When the deputies ordered respondents from their bed, they had no way of knowing whether the African–American suspects were elsewhere in the house. The presence of some Caucasians in the residence did not eliminate the possibility that the suspects lived there as well. As the deputies stated in their affidavits, it is not uncommon in our society for people of different races to live together. Just as people of different races live and work together, so too might they engage in joint criminal activity. The deputies, who were searching a house where they believed a suspect might be armed, possessed authority to secure the premises before deciding whether to continue with the search.

Next the court found that the officers by ordering Rettele and his girlfriend out of bed, and temporarily detaining them did not act unreasonably because officers executing a search warrant for contraband may detain the occupants of the premises while a proper search is conducted, and they may also take reasonable action to secure the premises and to ensure their own safety and the efficacy of the search.

Here is how the court explained its position:

The orders by the police to the occupants, in the context of this lawful search, were permissible, and perhaps necessary, to protect the safety of the deputies. Blankets and bedding can conceal a weapon, and one of the suspects was known to own a firearm, factors which underscore this point. The Constitution does not require an officer to ignore the possibility that an armed suspect may sleep with a weapon within reach.

The deputies needed a moment to secure the room and ensure that other persons were not close by or did not present a danger. Deputies were not required to turn their backs to allow Rettele and Sadler to retrieve clothing or to cover themselves with the sheets. Rather, the risk of harm to both the police and the occupants is minimized if the officers routinely exercise unquestioned command of the situation.

This is not to say, of course, that the deputies were free to force Rettele and Sadler to remain motionless and standing for any longer than necessary.
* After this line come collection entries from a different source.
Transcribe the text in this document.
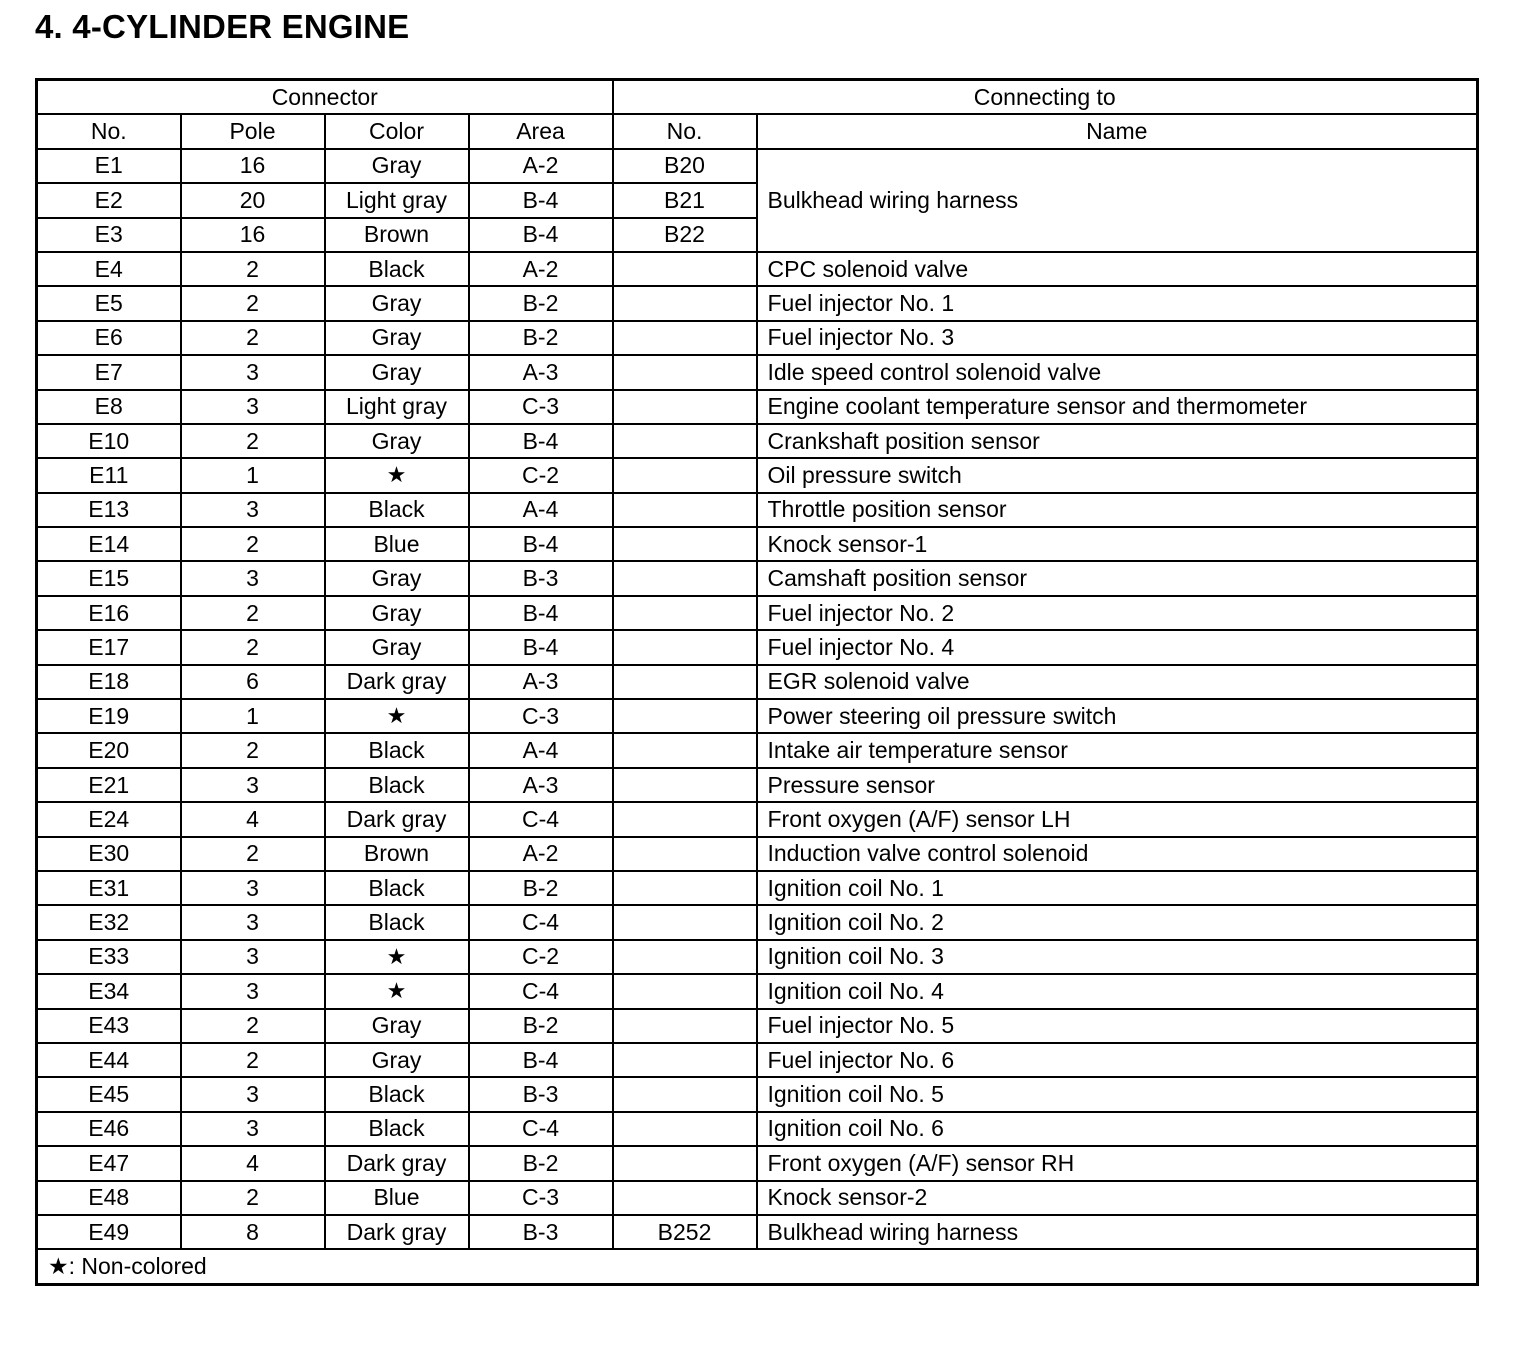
4. 4-CYLINDER ENGINE
Connector				Connecting to	
No.	Pole	Color	Area	No.	Name
E1	16	Gray	A-2	B20	Bulkhead wiring harness
E2	20	Light gray	B-4	B21	
E3	16	Brown	B-4	B22	
E4	2	Black	A-2		CPC solenoid valve
E5	2	Gray	B-2		Fuel injector No. 1
E6	2	Gray	B-2		Fuel injector No. 3
E7	3	Gray	A-3		Idle speed control solenoid valve
E8	3	Light gray	C-3		Engine coolant temperature sensor and thermometer
E10	2	Gray	B-4		Crankshaft position sensor
E11	1	★	C-2		Oil pressure switch
E13	3	Black	A-4		Throttle position sensor
E14	2	Blue	B-4		Knock sensor-1
E15	3	Gray	B-3		Camshaft position sensor
E16	2	Gray	B-4		Fuel injector No. 2
E17	2	Gray	B-4		Fuel injector No. 4
E18	6	Dark gray	A-3		EGR solenoid valve
E19	1	★	C-3		Power steering oil pressure switch
E20	2	Black	A-4		Intake air temperature sensor
E21	3	Black	A-3		Pressure sensor
E24	4	Dark gray	C-4		Front oxygen (A/F) sensor LH
E30	2	Brown	A-2		Induction valve control solenoid
E31	3	Black	B-2		Ignition coil No. 1
E32	3	Black	C-4		Ignition coil No. 2
E33	3	★	C-2		Ignition coil No. 3
E34	3	★	C-4		Ignition coil No. 4
E43	2	Gray	B-2		Fuel injector No. 5
E44	2	Gray	B-4		Fuel injector No. 6
E45	3	Black	B-3		Ignition coil No. 5
E46	3	Black	C-4		Ignition coil No. 6
E47	4	Dark gray	B-2		Front oxygen (A/F) sensor RH
E48	2	Blue	C-3		Knock sensor-2
E49	8	Dark gray	B-3	B252	Bulkhead wiring harness
★: Non-colored					
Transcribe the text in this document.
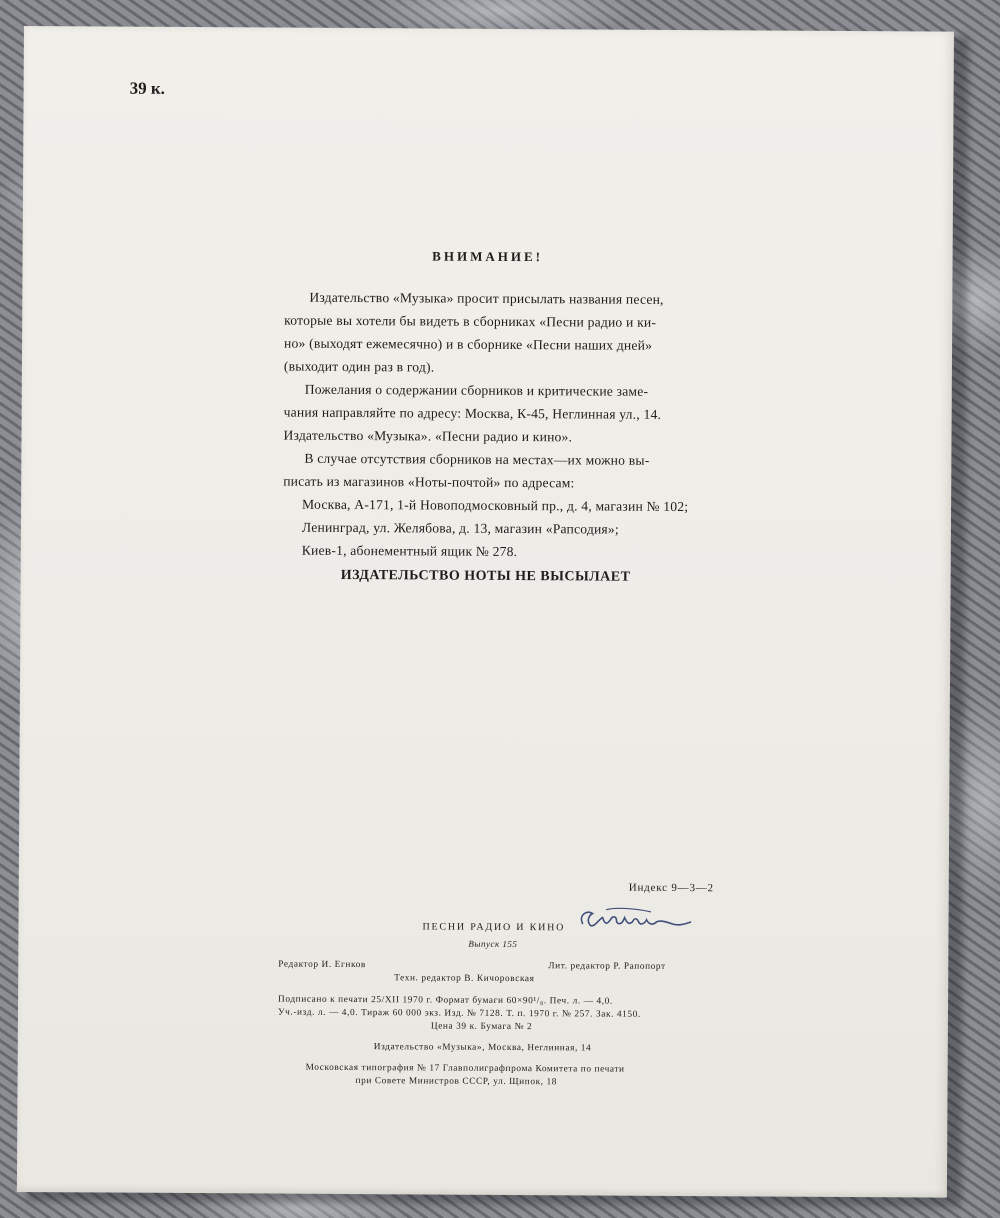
39 к.
ВНИМАНИЕ!
Издательство «Музыка» просит присылать названия песен,
которые вы хотели бы видеть в сборниках «Песни радио и ки-
но» (выходят ежемесячно) и в сборнике «Песни наших дней»
(выходит один раз в год).
Пожелания о содержании сборников и критические заме-
чания направляйте по адресу: Москва, К-45, Неглинная ул., 14.
Издательство «Музыка». «Песни радио и кино».
В случае отсутствия сборников на местах—их можно вы-
писать из магазинов «Ноты-почтой» по адресам:
Москва, А-171, 1-й Новоподмосковный пр., д. 4, магазин № 102;
Ленинград, ул. Желябова, д. 13, магазин «Рапсодия»;
Киев-1, абонементный ящик № 278.
ИЗДАТЕЛЬСТВО НОТЫ НЕ ВЫСЫЛАЕТ
Индекс 9—3—2
ПЕСНИ РАДИО И КИНО
Выпуск 155
Редактор И. Егнков	Лит. редактор Р. Рапопорт
Техн. редактор В. Кичоровская
Подписано к печати 25/XII 1970 г. Формат бумаги 60×90¹/₈. Печ. л. — 4,0.
Уч.-изд. л. — 4,0. Тираж 60 000 экз. Изд. № 7128. Т. п. 1970 г. № 257. Зак. 4150.
Цена 39 к. Бумага № 2
Издательство «Музыка», Москва, Неглинная, 14
Московская типография № 17 Главполиграфпрома Комитета по печати
при Совете Министров СССР, ул. Щипок, 18
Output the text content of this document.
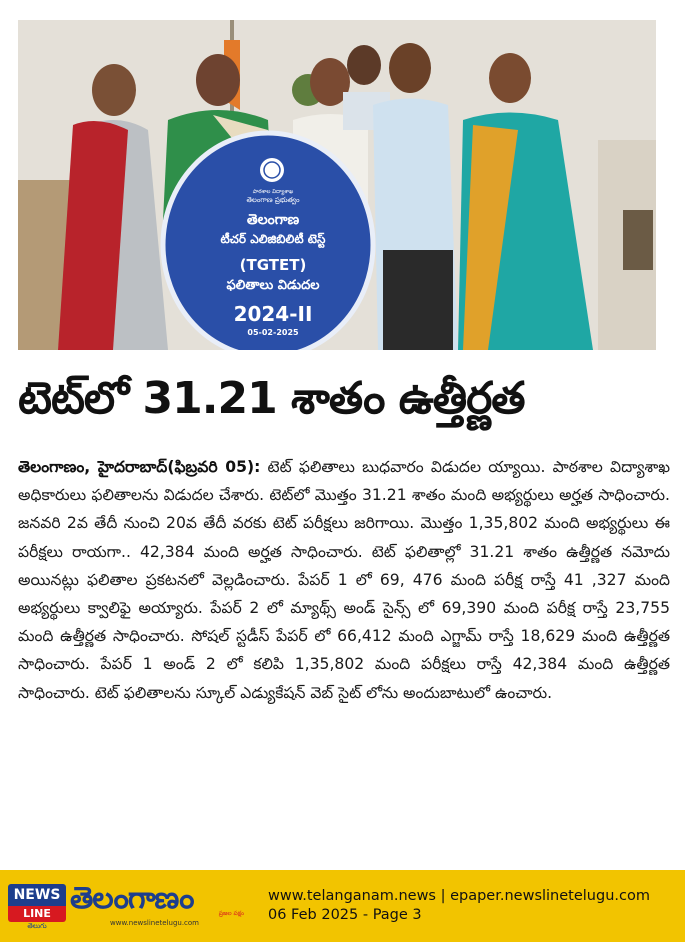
పాఠశాల విద్యాశాఖ
తెలంగాణ ప్రభుత్వం
తెలంగాణ
టీచర్ ఎలిజిబిలిటీ టెస్ట్
(TGTET)
ఫలితాలు విడుదల
2024-II
05-02-2025
టెట్‌లో 31.21 శాతం ఉత్తీర్ణత
తెలంగాణం, హైదరాబాద్(ఫిబ్రవరి 05): టెట్ ఫలితాలు బుధవారం విడుదల య్యాయి. పాఠశాల విద్యాశాఖ అధికారులు ఫలితాలను విడుదల చేశారు. టెట్‌లో మొత్తం 31.21 శాతం మంది అభ్యర్థులు అర్హత సాధించారు. జనవరి 2వ తేదీ నుంచి 20వ తేదీ వరకు టెట్ పరీక్షలు జరిగాయి. మొత్తం 1,35,802 మంది అభ్యర్థులు ఈ పరీక్షలు రాయగా.. 42,384 మంది అర్హత సాధించారు. టెట్ ఫలితాల్లో 31.21 శాతం ఉత్తీర్ణత నమోదు అయినట్లు ఫలితాల ప్రకటనలో వెల్లడించారు. పేపర్ 1 లో 69, 476 మంది పరీక్ష రాస్తే 41 ,327 మంది అభ్యర్థులు క్వాలిఫై అయ్యారు. పేపర్ 2 లో మ్యాథ్స్ అండ్ సైన్స్ లో 69,390 మంది పరీక్ష రాస్తే 23,755 మంది ఉత్తీర్ణత సాధించారు. సోషల్ స్టడీస్ పేపర్ లో 66,412 మంది ఎగ్జామ్ రాస్తే 18,629 మంది ఉత్తీర్ణత సాధించారు. పేపర్ 1 అండ్ 2 లో కలిపి 1,35,802 మంది పరీక్షలు రాస్తే 42,384 మంది ఉత్తీర్ణత సాధించారు. టెట్ ఫలితాలను స్కూల్ ఎడ్యుకేషన్ వెబ్ సైట్ లోను అందుబాటులో ఉంచారు.
NEWS
LINE
తెలుగు
తెలంగాణం	ప్రజల పక్షం
www.newslinetelugu.com
www.telanganam.news | epaper.newslinetelugu.com
06 Feb 2025 - Page 3
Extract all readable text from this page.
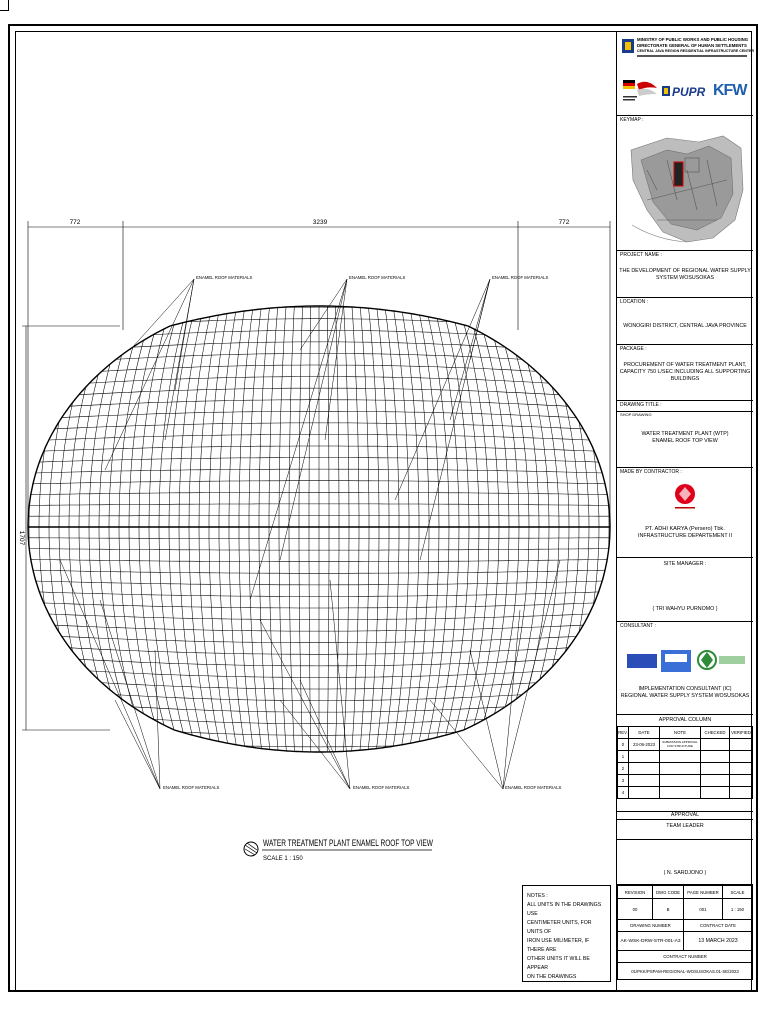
772	3239	772
1707
ENAMEL ROOF MATERIALS	ENAMEL ROOF MATERIALS	ENAMEL ROOF MATERIALS
ENAMEL ROOF MATERIALS	ENAMEL ROOF MATERIALS	ENAMEL ROOF MATERIALS
WATER TREATMENT PLANT ENAMEL ROOF TOP VIEW
SCALE 1 : 150
NOTES :
ALL UNITS IN THE DRAWINGS USE
CENTIMETER UNITS, FOR UNITS OF
IRON USE MILIMETER, IF THERE ARE
OTHER UNITS IT WILL BE APPEAR
ON THE DRAWINGS
MINISTRY OF PUBLIC WORKS AND PUBLIC HOUSING
DIRECTORATE GENERAL OF HUMAN SETTLEMENTS
CENTRAL JAVA REGION RESIDENTIAL INFRASTRUCTURE CENTER
PUPR KFW
KEYMAP :
PROJECT NAME :
THE DEVELOPMENT OF REGIONAL WATER SUPPLY
SYSTEM WOSUSOKAS
LOCATION :
WONOGIRI DISTRICT, CENTRAL JAVA PROVINCE
PACKAGE :
PROCUREMENT OF WATER TREATMENT PLANT,
CAPACITY 750 L/SEC INCLUDING ALL SUPPORTING
BUILDINGS
DRAWING TITLE :
SHOP DRAWING
WATER TREATMENT PLANT (WTP)
ENAMEL ROOF TOP VIEW
MADE BY CONTRACTOR :
PT. ADHI KARYA (Persero) Tbk.
INFRASTRUCTURE DEPARTEMENT II
SITE MANAGER :
( TRI WAHYU PURNOMO )
CONSULTANT :
IMPLEMENTATION CONSULTANT (IC)
REGIONAL WATER SUPPLY SYSTEM WOSUSOKAS
APPROVAL COLUMN
REV.	DATE	NOTE	CHECKED	VERIFIED
0	23-06-2023	SUBMISSION APPROVAL FOR STRUCTURE		
1				
2				
3				
4				
APPROVAL
TEAM LEADER
( N. SARDJONO )
REVISION	DWG CODE	PAGE NUMBER	SCALE
00	B	001	1 : 150
DRAWING NUMBER		CONTRACT DATE	
AK-WSK-DRW-STR-001-A3		13 MARCH 2023	
CONTRACT NUMBER			
01/PKK/PSPAM-REGIONAL-WOSUSOKAS.01-SE/2023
We have recognized that special circumstances, or possibly a prolonged detention, might render a search unreasonable.There is no accusation that the detention here was prolonged. The deputies left the home less than 15 minutes after arriving.

And there is no allegation that the deputies prevented Sadler and Rettele from dressing longer than necessary to protect their safety. Sadler was unclothed for no more than two minutes, and Rettele for only slightly more time than that. Sadler testified that once the police were satisfied that no immediate threat was presented, “they wanted us to get dressed and they were pressing us really fast to hurry up and get some clothes on.

The Fourth Amendment allows warrants to issue on probable cause, a standard well short of absolute certainty. Valid warrants will issue to search the innocent, and people like Rettele and Sadler unfortunately bear the cost. Officers executing search warrants on occasion enter a house when residents are engaged in private activity; and the resulting frustration, embarrassment, and humiliation may be real, as was true here. When officers execute a valid warrant and act in a reasonable manner to protect themselves from harm, however, the Fourth Amendment is not violated.

CONCLUSION

Officers’ conduct did not violate Rettele, his girlfriend and his girlfriends son’s fourth amendment.